Covid-19 : cessons de tourner en rond, tirons les leçons

Mercredi 31 mars, le président de la République a annoncé un nouveau confinement strict après celui d’il y a à peine plus d’un an. Quels enseignements nos dirigeants ont-ils tiré de ces mois de pandémie ? Nous sommes bien en peine de le dire, tant les causes qui nous ont amenés là n’ont pas été mises en question. Et que l’enfermement physique et social de la population se poursuit.

Un an presque jour pour jour après l’annonce du premier confinement, nous revoilà au point de départ. La France tourne en rond et notre pays plonge pernicieusement dans une nouvelle ère, celle du capitalisme pandémique. Nous apprenons à « vivre avec le virus », avec son lot de morts quotidien, ses courbes, ses taux d’incidence, ses « gestes barrières » et sa violence diffuse. Ballottés au gré des annonces gouvernementales, soumis à l’arbitraire et à l’incompétence.

Il est frappant de voir qu’au bout d’un an, aucune leçon n’a été tirée de l’épreuve que nous traversons. Emmanuel Macron disait en mars 2020 vouloir « tout changer » et être prêt à se remettre en question. Il prônait « les jours heureux » et affirmait qu’une certaine idée de la mondialisation était morte. Las, les beaux discours se sont depuis évaporés. La pandémie est devenue un mode de gouvernement. Jupiter joue les administrateurs du désastre. Il dit être devenu « un président épidémiologiste ». Sûr de lui, il n’a « aucun mea culpa à faire, aucun remords, aucun constat d’échec ». D’un côté on bombe le torse, de l’autre on compte nos morts. Encagé dans ce présent qui ne passe pas. Enfermé dans cette normalité dystopique qui nous fait suffoquer [1].
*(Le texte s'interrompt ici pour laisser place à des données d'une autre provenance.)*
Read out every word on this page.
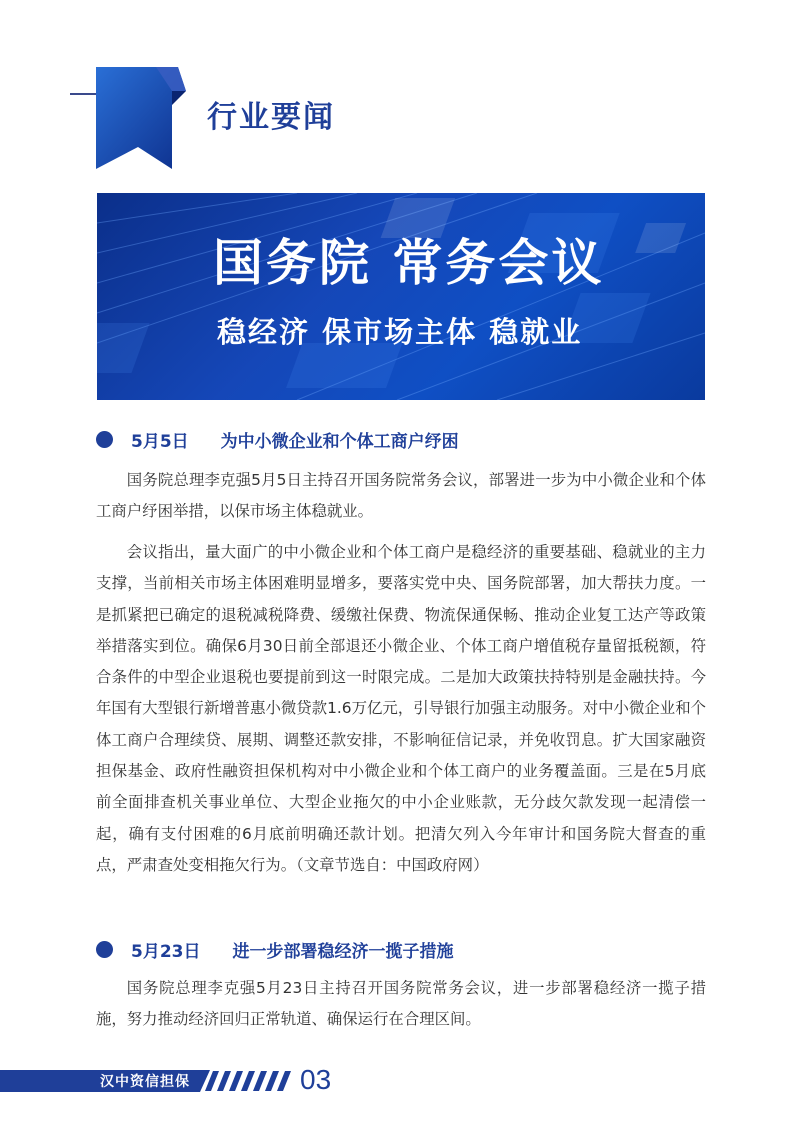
行业要闻
国务院 常务会议
稳经济 保市场主体 稳就业
5月5日 为中小微企业和个体工商户纾困
国务院总理李克强5月5日主持召开国务院常务会议，部署进一步为中小微企业和个体工商户纾困举措，以保市场主体稳就业。
会议指出，量大面广的中小微企业和个体工商户是稳经济的重要基础、稳就业的主力支撑，当前相关市场主体困难明显增多，要落实党中央、国务院部署，加大帮扶力度。一是抓紧把已确定的退税减税降费、缓缴社保费、物流保通保畅、推动企业复工达产等政策举措落实到位。确保6月30日前全部退还小微企业、个体工商户增值税存量留抵税额，符合条件的中型企业退税也要提前到这一时限完成。二是加大政策扶持特别是金融扶持。今年国有大型银行新增普惠小微贷款1.6万亿元，引导银行加强主动服务。对中小微企业和个体工商户合理续贷、展期、调整还款安排，不影响征信记录，并免收罚息。扩大国家融资担保基金、政府性融资担保机构对中小微企业和个体工商户的业务覆盖面。三是在5月底前全面排查机关事业单位、大型企业拖欠的中小企业账款，无分歧欠款发现一起清偿一起，确有支付困难的6月底前明确还款计划。把清欠列入今年审计和国务院大督查的重点，严肃查处变相拖欠行为。（文章节选自：中国政府网）
5月23日 进一步部署稳经济一揽子措施
国务院总理李克强5月23日主持召开国务院常务会议，进一步部署稳经济一揽子措施，努力推动经济回归正常轨道、确保运行在合理区间。
汉中资信担保	03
Aucune leçon n’a donc été tirée. Et c’est d’autant plus dramatique que nous connaissons aujourd’hui les causes de la pandémie. Depuis un an, elles ont été largement documentées et Reporterre s’en est fait le porte-voix. La crise sanitaire que nous traversons n’a rien d’un coup du sort. Elle est directement reliée à notre manière de vivre, à notre rapport au vivant et au système économique dans lequel nous sommes encastrés, le capitalisme. La crise sanitaire que nous subissons aujourd’hui est une crise écologique et la crise de notre manière d’habiter le monde.

Faut-il encore le rappeler, nous sommes-nous demandé en conférence de rédaction ? Oui, avons-nous conclu. Il ne faut pas laisser la gestion prendre le dessus, ni le quotidien masquer les responsabilités.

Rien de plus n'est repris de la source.